Il pense que les serpents c’est beau ! C’est n’importe quoi ! » T.J. McConnell
Sauf qu’ensuite, pour conclure la présentation, RoCo s’est dirigé vers son sac à dos en affirmant que même si les serpents agissaient de façon individuelle, ils pouvaient aussi bosser en tant que groupe pour encercler leur proie. Il en a alors sorti Max, un python bourdon de plus d’1,20m. Joel Embiid s’est tout de suite mis à courir, allant se cacher derrière le buffet à l’autre bout de la pièce.
Ça a surpris tout le monde ! Personne ne savait que je l’avais avec moi. J’ai ouvert mon sac à la fin de mon discours et j’ai dit à l’assemblée que je voulais leur présenter Max. Tout le monde s’est dispersé ! Joel a été le premier ! Il disait : ‘N’approche pas ce truc de moi ou je le tue !’. Il le répétait sans s’arrêter : ‘Je n’aime pas les serpents. Je n’aime pas les serpents. Je n’aime pas les serpents.' » Robert Covington
Près d’un an plus tard, Joel Embiid a parait-il toujours des frissons lorsque Robert Covington s’approche de son sac. En mémoire a cet évènement, Brett Brown a depuis nommé un exercice défensif dans lequel le but est d’encercler à plusieurs le porteur du ballon « The Max ». Ce qui est intéressant, c’est que cette culture là ne s’est pas développée avec la gagne récemment. Non, elle est apparue avec Brett Brown pendant toute la période durant laquelle les 76ers perdaient des matchs à n’en plus finir.

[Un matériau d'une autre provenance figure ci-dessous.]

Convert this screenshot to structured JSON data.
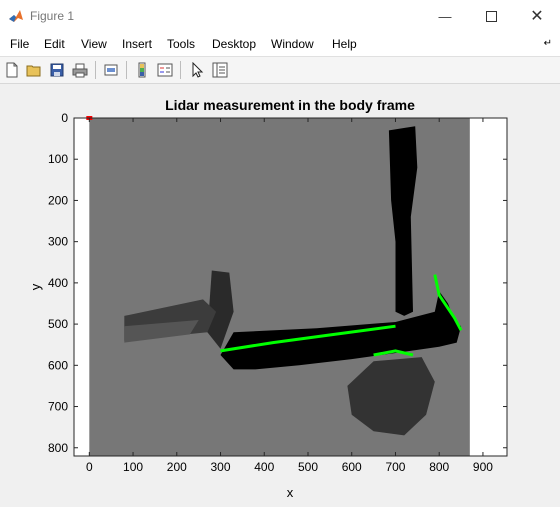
{
  "window": {
    "title": "Figure 1",
    "minimize_icon": "minimize-icon",
    "maximize_icon": "maximize-icon",
    "close_icon": "close-icon"
  },
  "menu": [
    "File",
    "Edit",
    "View",
    "Insert",
    "Tools",
    "Desktop",
    "Window",
    "Help"
  ],
  "toolbar": [
    "new-figure-icon",
    "open-file-icon",
    "save-icon",
    "print-icon",
    "print-preview-icon",
    "link-colorbar-icon",
    "insert-legend-icon",
    "pointer-icon",
    "property-inspector-icon"
  ],
  "chart_data": {
    "type": "image",
    "title": "Lidar measurement in the body frame",
    "xlabel": "x",
    "ylabel": "y",
    "xlim": [
      -35,
      955
    ],
    "ylim": [
      820,
      0
    ],
    "xticks": [
      0,
      100,
      200,
      300,
      400,
      500,
      600,
      700,
      800,
      900
    ],
    "yticks": [
      0,
      100,
      200,
      300,
      400,
      500,
      600,
      700,
      800
    ],
    "image_extent": {
      "x": [
        0,
        870
      ],
      "y": [
        0,
        820
      ]
    },
    "colors": {
      "background": "#777777",
      "walls": "#000000",
      "highlight": "#00ff00",
      "marker": "#ff0000"
    }
  }
}
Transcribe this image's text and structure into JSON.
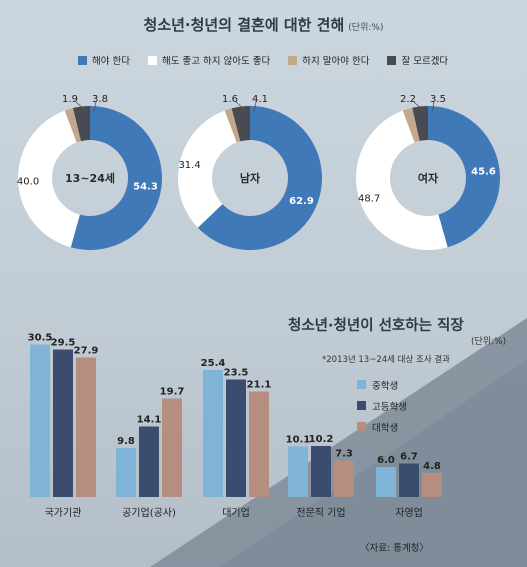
{
  "colors": {
    "must": "#3f79b7",
    "either": "#ffffff",
    "shouldnt": "#c3a98c",
    "dontknow": "#4a4a52",
    "middle": "#7fb3d8",
    "high": "#3b4d6e",
    "college": "#b58e80"
  },
  "header": {
    "title": "청소년·청년의 결혼에 대한 견해",
    "unit": "(단위:%)"
  },
  "legend1": [
    {
      "label": "해야 한다",
      "color": "#3f79b7"
    },
    {
      "label": "해도 좋고 하지 않아도 좋다",
      "color": "#ffffff"
    },
    {
      "label": "하지 말아야 한다",
      "color": "#c3a98c"
    },
    {
      "label": "잘 모르겠다",
      "color": "#4a4a52"
    }
  ],
  "section2": {
    "title": "청소년·청년이 선호하는 직장",
    "unit": "(단위:%)",
    "note": "*2013년 13~24세 대상 조사 결과",
    "legend": [
      {
        "label": "중학생",
        "color": "#7fb3d8"
      },
      {
        "label": "고등학생",
        "color": "#3b4d6e"
      },
      {
        "label": "대학생",
        "color": "#b58e80"
      }
    ]
  },
  "source": "〈자료: 통계청〉",
  "chart_data": [
    {
      "type": "pie",
      "title": "청소년·청년의 결혼에 대한 견해",
      "unit": "(단위:%)",
      "categories": [
        "해야 한다",
        "해도 좋고 하지 않아도 좋다",
        "하지 말아야 한다",
        "잘 모르겠다"
      ],
      "donuts": [
        {
          "name": "13~24세",
          "values": [
            54.3,
            40.0,
            1.9,
            3.8
          ],
          "labels": [
            "54.3",
            "40.0",
            "1.9",
            "3.8"
          ]
        },
        {
          "name": "남자",
          "values": [
            62.9,
            31.4,
            1.6,
            4.1
          ],
          "labels": [
            "62.9",
            "31.4",
            "1.6",
            "4.1"
          ]
        },
        {
          "name": "여자",
          "values": [
            45.6,
            48.7,
            2.2,
            3.5
          ],
          "labels": [
            "45.6",
            "48.7",
            "2.2",
            "3.5"
          ]
        }
      ]
    },
    {
      "type": "bar",
      "title": "청소년·청년이 선호하는 직장",
      "unit": "(단위:%)",
      "categories": [
        "국가기관",
        "공기업(공사)",
        "대기업",
        "전문직 기업",
        "자영업"
      ],
      "series": [
        {
          "name": "중학생",
          "values": [
            30.5,
            9.8,
            25.4,
            10.1,
            6.0
          ],
          "labels": [
            "30.5",
            "9.8",
            "25.4",
            "10.1",
            "6.0"
          ]
        },
        {
          "name": "고등학생",
          "values": [
            29.5,
            14.1,
            23.5,
            10.2,
            6.7
          ],
          "labels": [
            "29.5",
            "14.1",
            "23.5",
            "10.2",
            "6.7"
          ]
        },
        {
          "name": "대학생",
          "values": [
            27.9,
            19.7,
            21.1,
            7.3,
            4.8
          ],
          "labels": [
            "27.9",
            "19.7",
            "21.1",
            "7.3",
            "4.8"
          ]
        }
      ],
      "ylim": [
        0,
        35
      ],
      "grid": false
    }
  ]
}
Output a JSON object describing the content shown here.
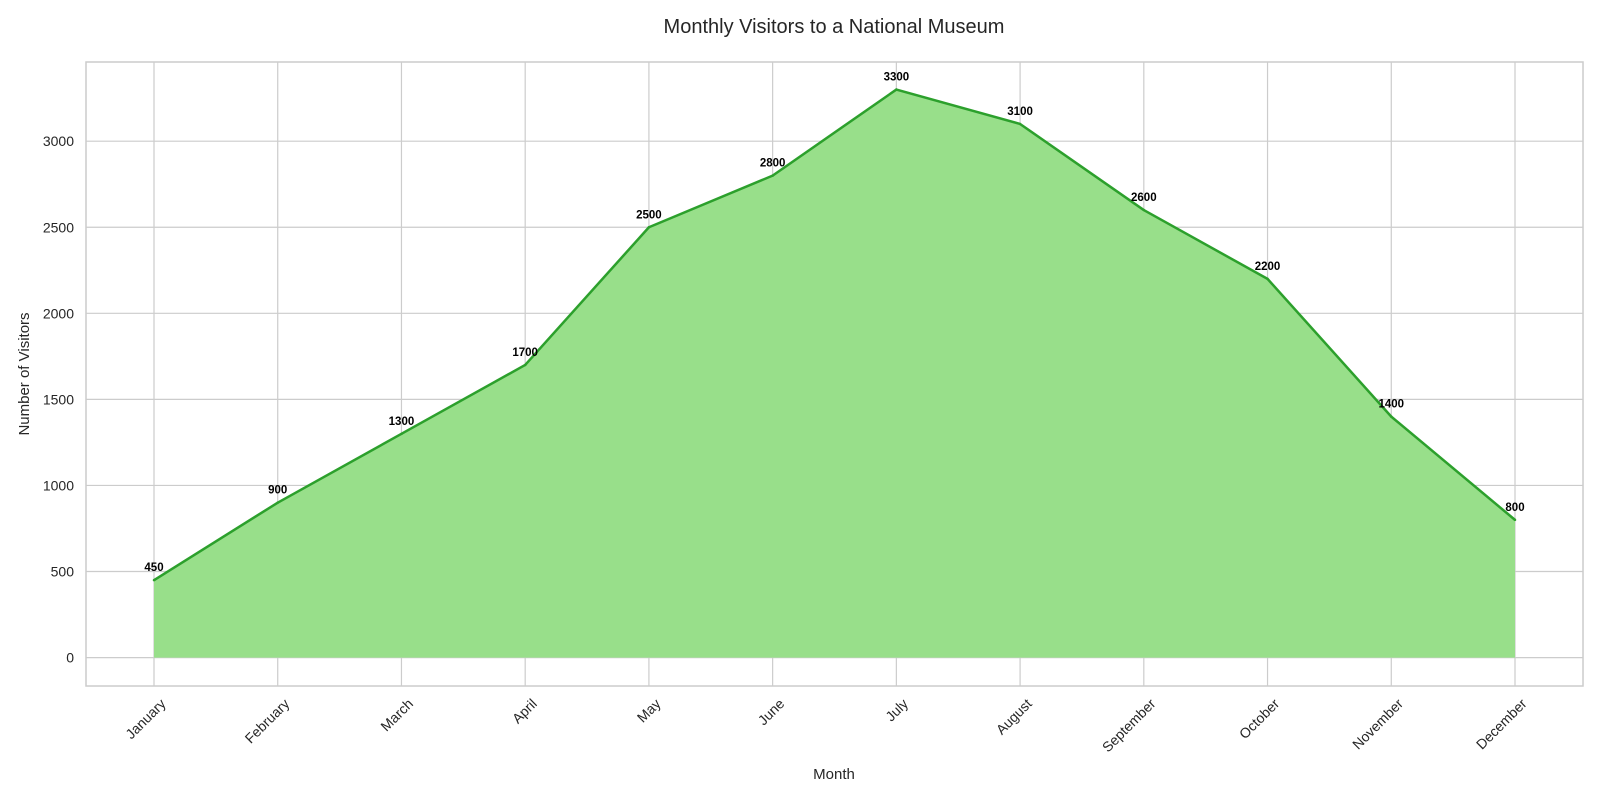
{
  "chart_data": {
    "type": "area",
    "title": "Monthly Visitors to a National Museum",
    "xlabel": "Month",
    "ylabel": "Number of Visitors",
    "categories": [
      "January",
      "February",
      "March",
      "April",
      "May",
      "June",
      "July",
      "August",
      "September",
      "October",
      "November",
      "December"
    ],
    "series": [
      {
        "values": [
          450,
          900,
          1300,
          1700,
          2500,
          2800,
          3300,
          3100,
          2600,
          2200,
          1400,
          800
        ],
        "line_color": "#2ca02c",
        "fill_color": "#98df8a"
      }
    ],
    "data_labels": [
      "450",
      "900",
      "1300",
      "1700",
      "2500",
      "2800",
      "3300",
      "3100",
      "2600",
      "2200",
      "1400",
      "800"
    ],
    "yticks": [
      0,
      500,
      1000,
      1500,
      2000,
      2500,
      3000
    ],
    "ytick_labels": [
      "0",
      "500",
      "1000",
      "1500",
      "2000",
      "2500",
      "3000"
    ],
    "ylim": [
      -165,
      3460
    ],
    "grid": true,
    "x_tick_rotation": "45 degrees"
  }
}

Ces petits déjeuners, Brett Brown essaie de les organiser de façon hebdomadaire. Souvent, il invite une célébrité ou une personne marquante qui vient raconter son histoire devant l’équipe. Mais, une fois par mois, c’est à un membre de l’organisation de faire sa présentation devant l’assemblée. Il travaille ensuite avec Connor Johnson, responsable de la vidéo de la franchise, pour monter un PowerPoint et un bref film. Ces moments font partie de ceux qui sont les plus appréciés par toute l’équipe.
Tout cela représente un moment où l’on apprend, où on progresse ensemble. C’est un temps qui permet de vraiment montrer la personne que vous pouvez être même lorsque vous êtes dans le dur. Ce parcours nous a permis de devenir qui nous sommes : la saison à 18 victoires, la saison à 10 victoires… Tout ça nous a aidés à construire ce que l’on vit aujourd’hui (52 victoires pour les 76ers cette saison, ndlr). » Robert Covington
Il y a quelques semaines, ce fut au tour d’Amir Johnson de se présenter devant les autres. Il décida de partager avec l’équipe ses connaissances sur le tatouage. C’est ainsi qu’il retraça toute l’histoire de cet art ancestral tout en expliquant comment il était arrivé aux Etats-Unis.
Les tatouages représentent quelque chose qui fait partie de ma vie depuis longtemps. J’ai fait des recherches et j’ai tenté d’expliquer comment et pourquoi ils étaient arrivés dans notre culture tout en détaillant ce qui m’avait inspiré quand j’ai fait les miens. » Amir Johnson
Cette présentation s’est ensuite terminée par un florilège des tatouages les plus surprenants vus en NBA en passant de Mario Chalmers à Jason Terry, ce qui permit de conclure ce petit déjeuner dans les rires et la bonne humeur.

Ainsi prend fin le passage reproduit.